Automatic Shift Bikes Slow to Catch On

Aug. 30, 2002 -- For those who never quite shift into a lower gear in time for steep hills or who have greased their hands too many times linking up popped chains, manufacturers are offering a system to make cycling simpler.

Here's what's required: Hop on, pedal, steer.

"[For] anyone who has complained, 'I can't even shift this thing,' this is the perfect bike," says Josh Woodbury, spokesman for Shimano, the Japan-based bicycle part company.

Three years ago Shimano began marketing what they call Digital Integrated Intelligence technology — a handlebar-mounted, computerized unit that decides when you need to shift and does it for you.

Also entering the automatic "comfort bike" market is Browning SmartShift.

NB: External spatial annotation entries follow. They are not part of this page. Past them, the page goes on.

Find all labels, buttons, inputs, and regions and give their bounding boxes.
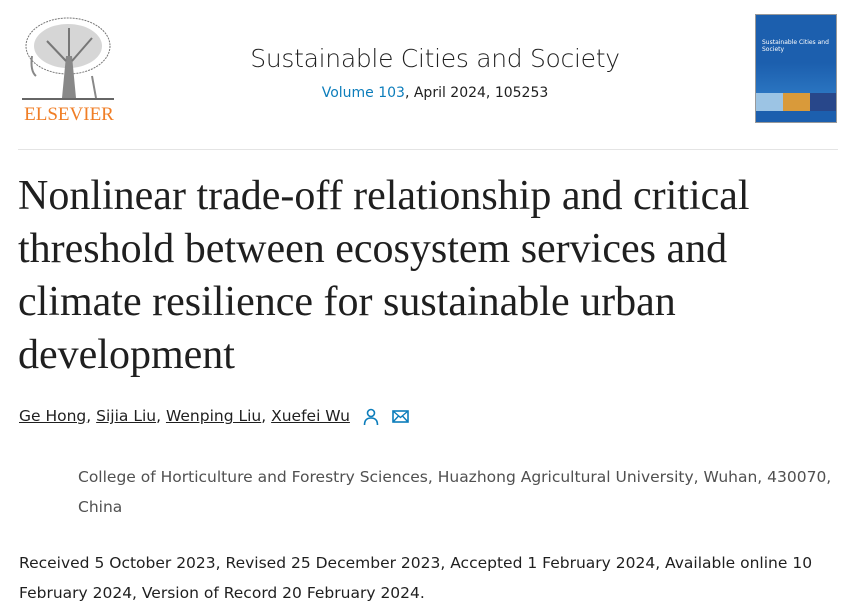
author-link[interactable]: Ge Hong — [19, 407, 87, 425]
affiliation: College of Horticulture and Forestry Sci… — [78, 468, 832, 516]
elsevier-logo[interactable]: ELSEVIER — [18, 14, 120, 126]
tree-logo-icon — [22, 17, 114, 100]
separator: , — [156, 407, 166, 425]
issue-details: , April 2024, 105253 — [404, 85, 549, 101]
issue-info: Volume 103, April 2024, 105253 — [200, 85, 670, 101]
separator: , — [261, 407, 272, 425]
journal-title[interactable]: Sustainable Cities and Society — [250, 44, 620, 73]
author-link[interactable]: Xuefei Wu — [271, 407, 350, 425]
article-history-dates: Received 5 October 2023, Revised 25 Dece… — [19, 554, 813, 602]
elsevier-wordmark: ELSEVIER — [24, 104, 114, 125]
cover-city-graphic — [756, 63, 836, 93]
header-divider — [18, 149, 838, 150]
volume-link[interactable]: Volume 103 — [321, 85, 405, 101]
author-list: Ge Hong, Sijia Liu, Wenping Liu, Xuefei … — [19, 407, 409, 426]
author-link[interactable]: Wenping Liu — [165, 407, 262, 425]
cover-title: Sustainable Cities and Society — [762, 39, 829, 53]
cover-photo — [756, 93, 783, 111]
separator: , — [86, 407, 97, 425]
cover-photo — [783, 93, 810, 111]
person-icon[interactable] — [363, 408, 379, 426]
journal-cover-image[interactable]: Sustainable Cities and Society — [755, 14, 837, 123]
author-link[interactable]: Sijia Liu — [96, 407, 157, 425]
article-title: Nonlinear trade-off relationship and cri… — [18, 173, 750, 378]
cover-photo — [810, 93, 836, 111]
envelope-icon[interactable] — [391, 410, 409, 423]
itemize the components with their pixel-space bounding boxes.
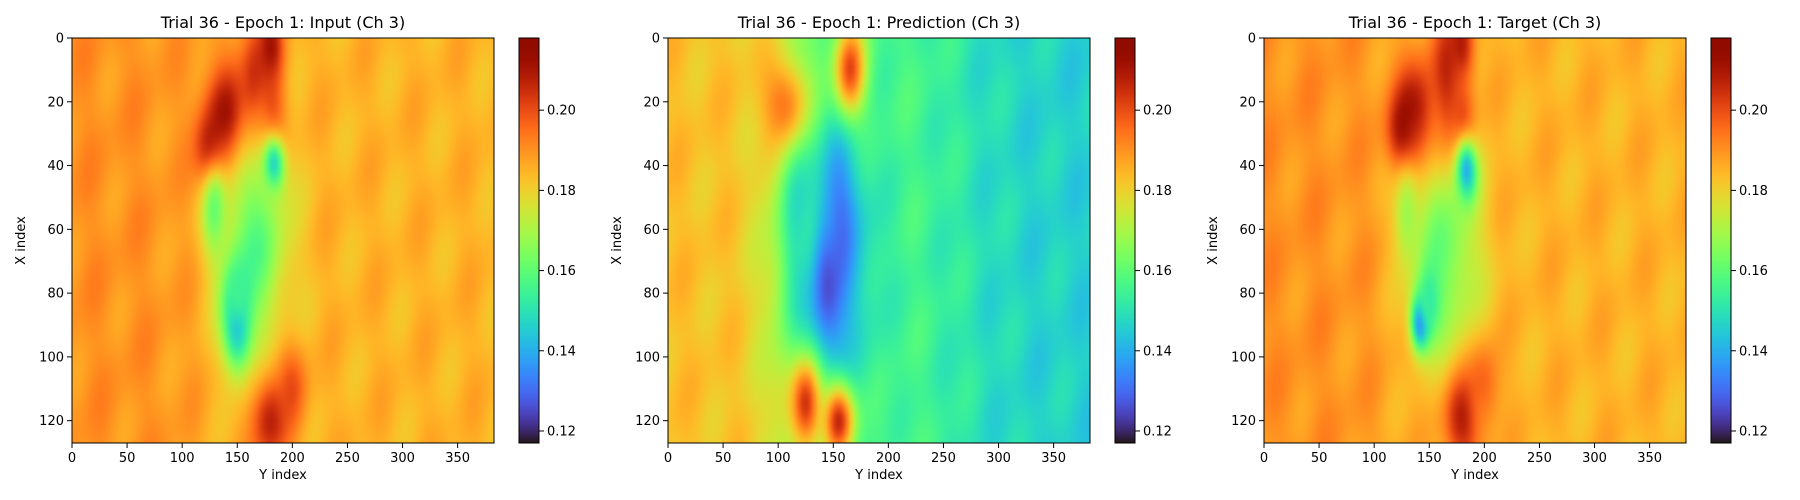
heatmap-image — [668, 38, 1090, 443]
x-tick-label: 350 — [1637, 451, 1662, 466]
y-tick-label: 40 — [1239, 159, 1256, 174]
colorbar-tick-label: 0.16 — [547, 264, 576, 279]
colorbar-tick-label: 0.18 — [547, 184, 576, 199]
heatmap-panel-1: Trial 36 - Epoch 1: Input (Ch 3) 0 50 100 15… — [14, 13, 576, 483]
heatmap-panels: Trial 36 - Epoch 1: Input (Ch 3) 0 50 100 15… — [14, 13, 1768, 483]
y-tick-label: 100 — [635, 350, 660, 365]
x-tick-label: 50 — [119, 451, 136, 466]
x-tick-label: 150 — [821, 451, 846, 466]
heatmap-image — [1264, 38, 1686, 443]
x-tick-label: 150 — [225, 451, 250, 466]
y-tick-label: 60 — [643, 223, 660, 238]
x-tick-label: 250 — [335, 451, 360, 466]
colorbar-tick-label: 0.20 — [1143, 104, 1172, 119]
y-tick-label: 40 — [47, 159, 64, 174]
x-tick-label: 0 — [1260, 451, 1268, 466]
y-tick-label: 0 — [652, 32, 660, 47]
heatmap-image — [72, 38, 494, 443]
plot-frame — [71, 37, 495, 444]
x-tick-label: 200 — [876, 451, 901, 466]
plot-frame — [1263, 37, 1687, 444]
y-axis-label: X index — [610, 216, 625, 265]
chart-title: Trial 36 - Epoch 1: Input (Ch 3) — [160, 13, 405, 32]
x-tick-label: 250 — [931, 451, 956, 466]
x-tick-label: 50 — [715, 451, 732, 466]
x-tick-label: 0 — [664, 451, 672, 466]
y-tick-label: 20 — [643, 95, 660, 110]
colorbar-frame — [518, 37, 540, 444]
x-tick-label: 150 — [1417, 451, 1442, 466]
y-tick-label: 120 — [39, 414, 64, 429]
chart-title: Trial 36 - Epoch 1: Prediction (Ch 3) — [737, 13, 1020, 32]
x-tick-label: 200 — [280, 451, 305, 466]
colorbar-gradient — [1711, 38, 1731, 443]
colorbar-tick-label: 0.20 — [1739, 104, 1768, 119]
y-tick-label: 100 — [39, 350, 64, 365]
y-tick-label: 20 — [1239, 95, 1256, 110]
y-axis-label: X index — [1206, 216, 1221, 265]
colorbar-tick-label: 0.20 — [547, 104, 576, 119]
colorbar-tick-label: 0.18 — [1143, 184, 1172, 199]
y-tick-label: 120 — [635, 414, 660, 429]
colorbar-tick-label: 0.12 — [1143, 424, 1172, 439]
heatmap-panel-3: Trial 36 - Epoch 1: Target (Ch 3) 0 50 100 1… — [1206, 13, 1768, 483]
x-tick-label: 100 — [1362, 451, 1387, 466]
x-tick-label: 350 — [445, 451, 470, 466]
colorbar-frame — [1114, 37, 1136, 444]
x-axis-label: Y index — [854, 468, 903, 483]
y-tick-label: 100 — [1231, 350, 1256, 365]
y-tick-label: 60 — [1239, 223, 1256, 238]
x-axis-label: Y index — [258, 468, 307, 483]
x-axis-label: Y index — [1450, 468, 1499, 483]
y-tick-label: 80 — [47, 287, 64, 302]
plot-frame — [667, 37, 1091, 444]
y-tick-label: 120 — [1231, 414, 1256, 429]
colorbar-gradient — [1115, 38, 1135, 443]
heatmap-panel-2: Trial 36 - Epoch 1: Prediction (Ch 3) 0 50… — [610, 13, 1172, 483]
x-tick-label: 350 — [1041, 451, 1066, 466]
x-tick-label: 250 — [1527, 451, 1552, 466]
colorbar-tick-label: 0.18 — [1739, 184, 1768, 199]
colorbar-tick-label: 0.12 — [1739, 424, 1768, 439]
y-tick-label: 80 — [1239, 287, 1256, 302]
chart-title: Trial 36 - Epoch 1: Target (Ch 3) — [1348, 13, 1601, 32]
colorbar-tick-label: 0.16 — [1143, 264, 1172, 279]
y-tick-label: 40 — [643, 159, 660, 174]
colorbar-tick-label: 0.14 — [547, 344, 576, 359]
colorbar-tick-label: 0.16 — [1739, 264, 1768, 279]
y-tick-label: 60 — [47, 223, 64, 238]
x-tick-label: 200 — [1472, 451, 1497, 466]
y-tick-label: 80 — [643, 287, 660, 302]
y-tick-label: 0 — [1248, 32, 1256, 47]
x-tick-label: 100 — [170, 451, 195, 466]
colorbar-tick-label: 0.14 — [1143, 344, 1172, 359]
colorbar-tick-label: 0.14 — [1739, 344, 1768, 359]
x-tick-label: 0 — [68, 451, 76, 466]
x-tick-label: 300 — [986, 451, 1011, 466]
x-tick-label: 100 — [766, 451, 791, 466]
colorbar-gradient — [519, 38, 539, 443]
y-tick-label: 0 — [56, 32, 64, 47]
colorbar-tick-label: 0.12 — [547, 424, 576, 439]
y-axis-label: X index — [14, 216, 29, 265]
x-tick-label: 50 — [1311, 451, 1328, 466]
x-tick-label: 300 — [1582, 451, 1607, 466]
x-tick-label: 300 — [390, 451, 415, 466]
colorbar-frame — [1710, 37, 1732, 444]
y-tick-label: 20 — [47, 95, 64, 110]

The Washington-based Browning family, better known as gun-makers, has developed a similar automatic shifting system with a unique gear transmission that they claim is superior to Shimano's since it can shift under a heavy load without derailing.

For the Gear-Fearful

Both are higher-tech versions of a mechanical automatic shift system that has been available in the Autobike and LandRider models since the late-1980s. Critics have said the old mechanical models gave auto shift bicycles a bad name when early versions proved unreliable. (Michael Gamstetter, editor of Bicycle Retailer News, called the early Autobike model "a piece of junk.")

But so far the computerized shifting systems have won good reviews. The systems monitor the road speed of the bike and calculate when it's time to shift to keep a rider's cadence steady. Their target customers aren't high-powered Lance Armstrong-types, but mainly casual cyclists who feel overwhelmed by manual shifts.

"More experienced cyclists want to be able to select their own gears the way someone driving a Ferrari might prefer a stick over an automatic," says Carson Stanwood, another spokesman for Shimano. "But my mother is 72 and she adores this bike."

One key dilemma, however, is price. Casual bikers — the targeted customers — are less likely to spend a lot of money on their bicycles and these systems aren't cheap, at least not yet.

Raleigh, Giant and Bianchi bicycles equipped with the 3 to 7-speed Shimano shift systems cost between $400-$600. Seven-speed cycles with the Browning system, including the Grisley Metropole, cost about $800.

Woodbury reports that the Shimano-equipped automatic bikes are selling fairly well in bicycle-oriented Europe, but sales remain sluggish in the United States.

"Frankly, it hasn't been a huge success," he says.

Marc Browning, of Browning's SmartShift, thinks it's just a matter of time.

"People aren't really aware these systems exist," Browning says. "We're just at the start."

Smart Systems

The technology behind the Shimano and Browning systems both monitor road speed, calculated from signals generated by a spoke-mounted magnet passing a sensor. The Shimano system then offers four options: manual shifting mode and automatic mode in one of three speeds, slow, normal and fast. The rider can select any level with the press of a button and battery assisted front and rear derailleurs shift accordingly.

Browning's SmartShift also lets riders select manual mode or they can adjust the automatic shift to any cadence level by pressing up or down buttons. The system's computer then remembers its rider's preferred rate and starts there the next time they get on the bicycle.

SmartShift also features a transmission system that keeps the chain on its ring at all times. Rather than derailing from the chain ring to change gears, the chain is guided to other gears by a mechanism that slides from one gear to the next even under a full pressure load.

"It's a radical departure from the derailleur," says Peter Grisley of Grisley Bicycles in Salt Lake City, Utah. "You can be pedaling up a steep hill, the bike will shift and the chain stays put."

Grisley calls his Browning-equipped bike a "perfect commuter" tool. Browning says he envisions aging baby boomers might take quickly to the automatic shift bikes since they have the financial means and will demand high comfort and ease from their bicycles as they grow older.

But Grisley, Shimano and Browning are facing a slumped bicycle market.

Selling Bikes: An Uphill Struggle

"The bicycle industry has had some rough times in the last few years," says Glen Dowell, a bicycle business researcher and assistant professor of business management at the University of Notre Dame. "Sales have declined steadily. "There's a greater variety of bicycles fighting for smaller sales."

Dowell explains the mountain bike craze boosted bike sales in the 1980s and 1990s, as did the rough riding races of the X-games in the mid-1990s. But the novelty of both have since worn off and sales have declined in the United States.

Gamstetter, editor of Bicycle Retailer News, points out, anyone trying to sell bikes to new kinds of customers in the United States, also faces a bigger issue: A lack of infrastructure.

Most U.S. roads lack safe travel lanes for cyclists and few offices provide secure places for employees to lock up their bikes or showers for employees to use once they arrive at work. Until more support systems are in place, Gamstetter says, it will be hard to entice new people to try casual cycling or pedaling to work.

"We're up against the S.U.V.," says Gamstetter. "Culturally, the bike scene in the United States has a long way to go."